What should public relations’ role be in sponsored content?

July 6, 2017

Steve Rubel has been a presence in media for quite some time. And as Edelman’s chief content strategist, he plays a large role in shaping how brands explore “non-traditional” ways of getting their messages out to the public. In fact, Steve was one of the early public relations executives to understand “content as a service” — blogs!

(Side note: Steve was an instructive source for BusinessWeek’s May 2005 cover story titled: “Blogs will change your business.” But due to link rot, the article is gone. Though, interestingly, here’s a link to what the cover looked like.)

Below is a Q&A we did for my newsletter (sign up here!) about public relations’ role in today’s media — from sponsored content creation to media buying.

You can follow Steve on Twitter at @steverubel.

Josh: How much has Twitter, and to a different extent, blogging, changed the nature of public relations?

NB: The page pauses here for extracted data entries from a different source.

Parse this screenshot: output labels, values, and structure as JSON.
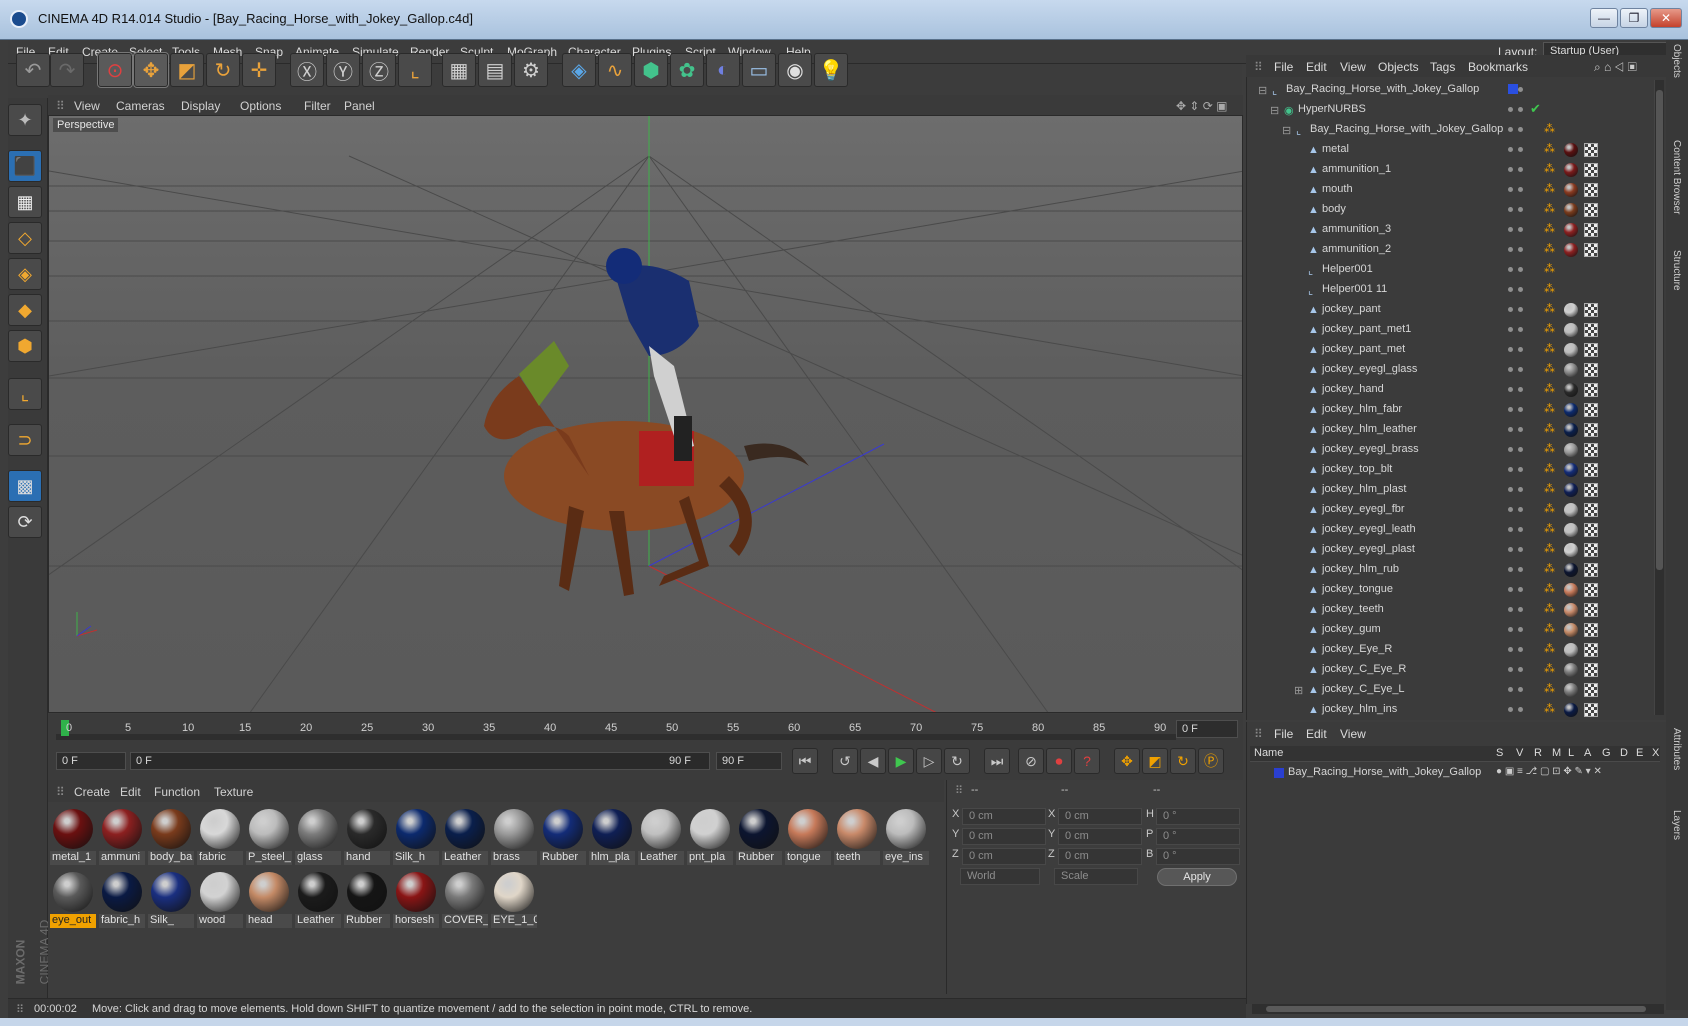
{
  "window": {
    "title": "CINEMA 4D R14.014 Studio - [Bay_Racing_Horse_with_Jokey_Gallop.c4d]",
    "min": "—",
    "max": "❐",
    "close": "✕"
  },
  "menu": [
    "File",
    "Edit",
    "Create",
    "Select",
    "Tools",
    "Mesh",
    "Snap",
    "Animate",
    "Simulate",
    "Render",
    "Sculpt",
    "MoGraph",
    "Character",
    "Plugins",
    "Script",
    "Window",
    "Help"
  ],
  "layout": {
    "label": "Layout:",
    "value": "Startup (User)"
  },
  "toolbar_icons": [
    "undo-icon",
    "redo-icon",
    "pointer-icon",
    "move-icon",
    "scale-icon",
    "rotate-icon",
    "move-all-icon",
    "x-axis-icon",
    "y-axis-icon",
    "z-axis-icon",
    "coord-system-icon",
    "render-view-icon",
    "render-picture-icon",
    "render-settings-icon",
    "cube-icon",
    "spline-icon",
    "nurbs-icon",
    "array-icon",
    "deformer-icon",
    "floor-icon",
    "camera-icon",
    "light-icon"
  ],
  "viewport": {
    "menu": [
      "View",
      "Cameras",
      "Display",
      "Options",
      "Filter",
      "Panel"
    ],
    "label": "Perspective"
  },
  "timeline": {
    "ticks": [
      "0",
      "5",
      "10",
      "15",
      "20",
      "25",
      "30",
      "35",
      "40",
      "45",
      "50",
      "55",
      "60",
      "65",
      "70",
      "75",
      "80",
      "85",
      "90"
    ],
    "current_frame": "0 F",
    "start": "0 F",
    "range_start": "0 F",
    "range_end": "90 F",
    "end": "90 F"
  },
  "materials": {
    "menu": [
      "Create",
      "Edit",
      "Function",
      "Texture"
    ],
    "row1": [
      {
        "name": "metal_1",
        "color": "#6b1010"
      },
      {
        "name": "ammuni",
        "color": "#8c2020"
      },
      {
        "name": "body_ba",
        "color": "#7a3b1c"
      },
      {
        "name": "fabric",
        "color": "#d8d8d8"
      },
      {
        "name": "P_steel_",
        "color": "#bcbcbc"
      },
      {
        "name": "glass",
        "color": "#7c7c7c"
      },
      {
        "name": "hand",
        "color": "#2a2a2a"
      },
      {
        "name": "Silk_h",
        "color": "#0c2a6e"
      },
      {
        "name": "Leather",
        "color": "#0a1f4c"
      },
      {
        "name": "brass",
        "color": "#9a9a9a"
      },
      {
        "name": "Rubber",
        "color": "#132c78"
      },
      {
        "name": "hlm_pla",
        "color": "#0f1f55"
      },
      {
        "name": "Leather",
        "color": "#c0c0c0"
      },
      {
        "name": "pnt_pla",
        "color": "#d0d0d0"
      },
      {
        "name": "Rubber",
        "color": "#0c1530"
      },
      {
        "name": "tongue",
        "color": "#c77a5a"
      },
      {
        "name": "teeth",
        "color": "#c98a6a"
      },
      {
        "name": "eye_ins",
        "color": "#bcbcbc"
      }
    ],
    "row2": [
      {
        "name": "eye_out",
        "color": "#5a5a5a",
        "selected": true
      },
      {
        "name": "fabric_h",
        "color": "#0a1a44"
      },
      {
        "name": "Silk_",
        "color": "#1a2f80"
      },
      {
        "name": "wood",
        "color": "#d2d2d2"
      },
      {
        "name": "head",
        "color": "#c48a66"
      },
      {
        "name": "Leather",
        "color": "#1b1b1b"
      },
      {
        "name": "Rubber",
        "color": "#151515"
      },
      {
        "name": "horsesh",
        "color": "#8a1515"
      },
      {
        "name": "COVER_",
        "color": "#7a7a7a"
      },
      {
        "name": "EYE_1_0(",
        "color": "#e0d6c8"
      }
    ]
  },
  "coords": {
    "headers": [
      "--",
      "--",
      "--"
    ],
    "rows": [
      {
        "l1": "X",
        "v1": "0 cm",
        "l2": "X",
        "v2": "0 cm",
        "l3": "H",
        "v3": "0 °"
      },
      {
        "l1": "Y",
        "v1": "0 cm",
        "l2": "Y",
        "v2": "0 cm",
        "l3": "P",
        "v3": "0 °"
      },
      {
        "l1": "Z",
        "v1": "0 cm",
        "l2": "Z",
        "v2": "0 cm",
        "l3": "B",
        "v3": "0 °"
      }
    ],
    "mode": "World",
    "type": "Scale",
    "apply": "Apply"
  },
  "objects": {
    "menu": [
      "File",
      "Edit",
      "View",
      "Objects",
      "Tags",
      "Bookmarks"
    ],
    "items": [
      {
        "name": "Bay_Racing_Horse_with_Jokey_Gallop",
        "indent": 0,
        "type": "null",
        "tex": false
      },
      {
        "name": "HyperNURBS",
        "indent": 1,
        "type": "nurbs",
        "tex": false
      },
      {
        "name": "Bay_Racing_Horse_with_Jokey_Gallop",
        "indent": 2,
        "type": "null",
        "tex": false
      },
      {
        "name": "metal",
        "indent": 3,
        "type": "poly",
        "tex": true,
        "tc": "#5a1010"
      },
      {
        "name": "ammunition_1",
        "indent": 3,
        "type": "poly",
        "tex": true,
        "tc": "#7a1a1a"
      },
      {
        "name": "mouth",
        "indent": 3,
        "type": "poly",
        "tex": true,
        "tc": "#8a3a20"
      },
      {
        "name": "body",
        "indent": 3,
        "type": "poly",
        "tex": true,
        "tc": "#7a3b1c"
      },
      {
        "name": "ammunition_3",
        "indent": 3,
        "type": "poly",
        "tex": true,
        "tc": "#8c2020"
      },
      {
        "name": "ammunition_2",
        "indent": 3,
        "type": "poly",
        "tex": true,
        "tc": "#8c2020"
      },
      {
        "name": "Helper001",
        "indent": 3,
        "type": "null",
        "tex": false
      },
      {
        "name": "Helper001 11",
        "indent": 3,
        "type": "null",
        "tex": false
      },
      {
        "name": "jockey_pant",
        "indent": 3,
        "type": "poly",
        "tex": true,
        "tc": "#cfcfcf"
      },
      {
        "name": "jockey_pant_met1",
        "indent": 3,
        "type": "poly",
        "tex": true,
        "tc": "#bdbdbd"
      },
      {
        "name": "jockey_pant_met",
        "indent": 3,
        "type": "poly",
        "tex": true,
        "tc": "#bdbdbd"
      },
      {
        "name": "jockey_eyegl_glass",
        "indent": 3,
        "type": "poly",
        "tex": true,
        "tc": "#8a8a8a"
      },
      {
        "name": "jockey_hand",
        "indent": 3,
        "type": "poly",
        "tex": true,
        "tc": "#2a2a2a"
      },
      {
        "name": "jockey_hlm_fabr",
        "indent": 3,
        "type": "poly",
        "tex": true,
        "tc": "#0c2a6e"
      },
      {
        "name": "jockey_hlm_leather",
        "indent": 3,
        "type": "poly",
        "tex": true,
        "tc": "#0a1f4c"
      },
      {
        "name": "jockey_eyegl_brass",
        "indent": 3,
        "type": "poly",
        "tex": true,
        "tc": "#9a9a9a"
      },
      {
        "name": "jockey_top_blt",
        "indent": 3,
        "type": "poly",
        "tex": true,
        "tc": "#132c78"
      },
      {
        "name": "jockey_hlm_plast",
        "indent": 3,
        "type": "poly",
        "tex": true,
        "tc": "#0f1f55"
      },
      {
        "name": "jockey_eyegl_fbr",
        "indent": 3,
        "type": "poly",
        "tex": true,
        "tc": "#c0c0c0"
      },
      {
        "name": "jockey_eyegl_leath",
        "indent": 3,
        "type": "poly",
        "tex": true,
        "tc": "#c0c0c0"
      },
      {
        "name": "jockey_eyegl_plast",
        "indent": 3,
        "type": "poly",
        "tex": true,
        "tc": "#d0d0d0"
      },
      {
        "name": "jockey_hlm_rub",
        "indent": 3,
        "type": "poly",
        "tex": true,
        "tc": "#0c1530"
      },
      {
        "name": "jockey_tongue",
        "indent": 3,
        "type": "poly",
        "tex": true,
        "tc": "#c77a5a"
      },
      {
        "name": "jockey_teeth",
        "indent": 3,
        "type": "poly",
        "tex": true,
        "tc": "#c98a6a"
      },
      {
        "name": "jockey_gum",
        "indent": 3,
        "type": "poly",
        "tex": true,
        "tc": "#c48a66"
      },
      {
        "name": "jockey_Eye_R",
        "indent": 3,
        "type": "poly",
        "tex": true,
        "tc": "#bcbcbc"
      },
      {
        "name": "jockey_C_Eye_R",
        "indent": 3,
        "type": "poly",
        "tex": true,
        "tc": "#7a7a7a"
      },
      {
        "name": "jockey_C_Eye_L",
        "indent": 3,
        "type": "poly",
        "tex": true,
        "tc": "#7a7a7a"
      },
      {
        "name": "jockey_hlm_ins",
        "indent": 3,
        "type": "poly",
        "tex": true,
        "tc": "#0a1a44"
      }
    ]
  },
  "attributes": {
    "menu": [
      "File",
      "Edit",
      "View"
    ],
    "columns": [
      "Name",
      "S",
      "V",
      "R",
      "M",
      "L",
      "A",
      "G",
      "D",
      "E",
      "X"
    ],
    "row": "Bay_Racing_Horse_with_Jokey_Gallop"
  },
  "side_tabs": [
    "Objects",
    "Content Browser",
    "Structure"
  ],
  "side_tabs_bottom": [
    "Attributes",
    "Layers"
  ],
  "maxon": [
    "MAXON",
    "CINEMA 4D"
  ],
  "status": {
    "time": "00:00:02",
    "message": "Move: Click and drag to move elements. Hold down SHIFT to quantize movement / add to the selection in point mode, CTRL to remove."
  },
  "colors": {
    "accent": "#f0a100",
    "bg": "#3d3d3d",
    "blue_sel": "#2b6fb3"
  }
}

Steve: It has changed the profession significantly. Almost every facet of it. Everything from the way we analyze and track public opinion to how we build one-to-one relationships with journalists and influencers to how we manage crisis and issues to how we promote stories and so much more. Above all it has unsurprisingly accelerated everything we do.

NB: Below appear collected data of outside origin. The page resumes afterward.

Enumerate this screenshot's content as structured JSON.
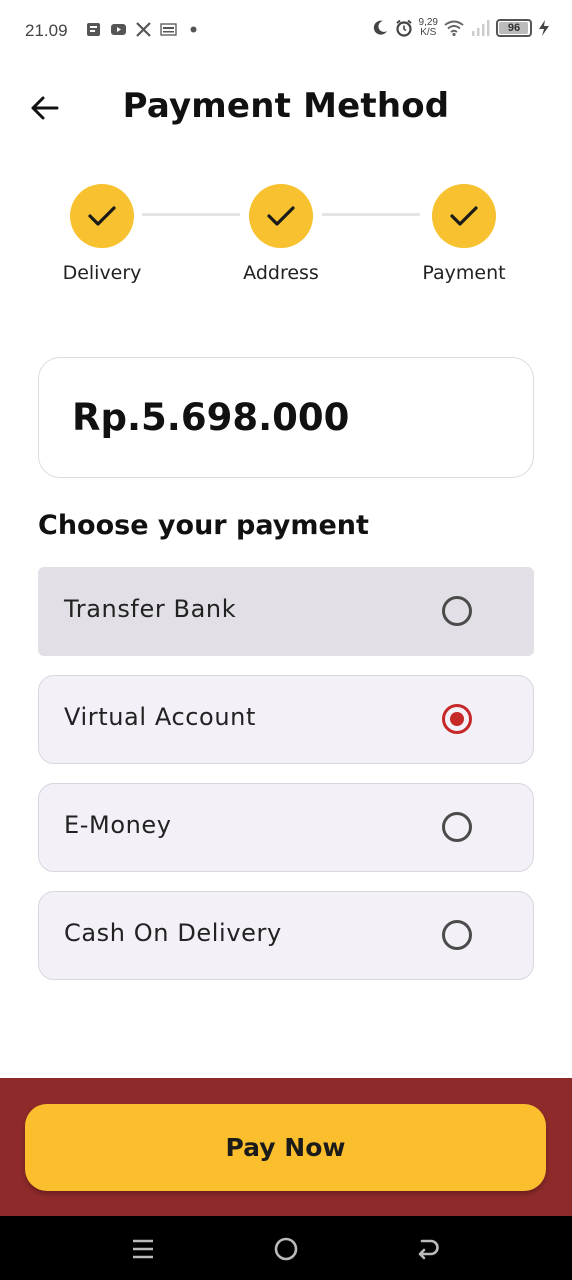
{
  "status_bar": {
    "time": "21.09",
    "left_icons": [
      "document-icon",
      "youtube-icon",
      "x-icon",
      "kuk-icon",
      "dot-icon"
    ],
    "speed_value": "9,29",
    "speed_unit": "K/S",
    "battery": "96",
    "battery_level_percent": 96
  },
  "header": {
    "title": "Payment Method",
    "back_icon": "arrow-left-icon"
  },
  "stepper": {
    "steps": [
      {
        "label": "Delivery",
        "done": true
      },
      {
        "label": "Address",
        "done": true
      },
      {
        "label": "Payment",
        "done": true
      }
    ]
  },
  "amount": {
    "value": "Rp.5.698.000"
  },
  "payment": {
    "heading": "Choose your payment",
    "options": [
      {
        "label": "Transfer Bank",
        "selected": false
      },
      {
        "label": "Virtual Account",
        "selected": true
      },
      {
        "label": "E-Money",
        "selected": false
      },
      {
        "label": "Cash On Delivery",
        "selected": false
      }
    ]
  },
  "actions": {
    "pay_label": "Pay Now"
  },
  "nav_bar": {
    "icons": [
      "menu-icon",
      "home-icon",
      "back-icon"
    ]
  },
  "colors": {
    "accent": "#f7c12f",
    "bottom_bar": "#8e2a2a",
    "radio_selected": "#c62828"
  }
}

An example here is our use of MuckRack, which we use to understand better what topics journalists are interested based on their tweets. And then engage them accordingly. This includes on Twitter but also via email.

Josh: As brands start creating their own content, or relying on publishers to create sponsored content, where do you think PR can play a role?

Steve: PR can and should play a role in sponsored content development no matter where it’s being produced. If it’s being created by others, PR firms can help their clients and media partners ensure that the content will “travel” and earn attention for maximum reach and, just as importantly, doesn’t in any way offend.

However, a better option is to have one party create and distribute all the content who will be able to navigate the tension that almost always exists between what a brand wants to say and what an audience is interested in hearing. We feel that PR professionals are best equipped to take such an approach.

Josh: Interesting. Do you see a not-too-in-the-distant-future where PR agencies have “brand studio” divisions to create sponsored contenti.e. as there’s an influx of former reporters looking for work, PR firms building these studios to help their clients, not only to create the content in the voice of a news org, but also serve as a buffer between client and publisher?

Steve: Many PR firms already have studios to produce content. We have a team we call “collaborative journalism” that teams with clients to tell their own story in their own voice. Other agencies are doing the same. Some of the output is sponsored content but not all.

Josh: What tools are you using these days to help both your team and your clients navigate the wonderful world of content?

Steve: We remain largely tech agnostic. But some partners that we work with closely are Newswhip for understanding what kind of content best travels on social media, Dynamic Signal for tapping into the full power of employees and stakeholders in amplifying content and SimpleReach for sponsored content measurement and analytics.

Josh: It sounds like a lot going on. Do you think there’s TOO much content out there to sift through? I’m seeing a lot of marketing tech pitch their services to brands to help uncover UGC and turn that into branded content.

Steve: There’s too much brand-centric content out there. Audience-centric content, especially content is designed from the ground up for the new ways it is discovered and consumed — e.g. via social, can still find an audience. Quality matters as does distribution-centric thinking.

Josh: I remember us talking a few years ago about Edelman getting into the media buying game. As the ad world continues to consolidate, eating up many PR firms along the way, do you envision a time where PR agencies build media buying teams to help clients have a one-stop shop approachad creative, PR, media buying, social, marketing, etc?

Steve: We indeed have a global paid media team that is headed up by Chris Paul (not of NBA, but of Vivaki “fame”). What’s unique about this group is that they are entirely client-centric in their approach vs being publisher- or platform-centric. We believe that media buying is essential for helping to amplify positive earned and owned content and to manage crisis and issues and it’s a growing part of capabilities and our mix.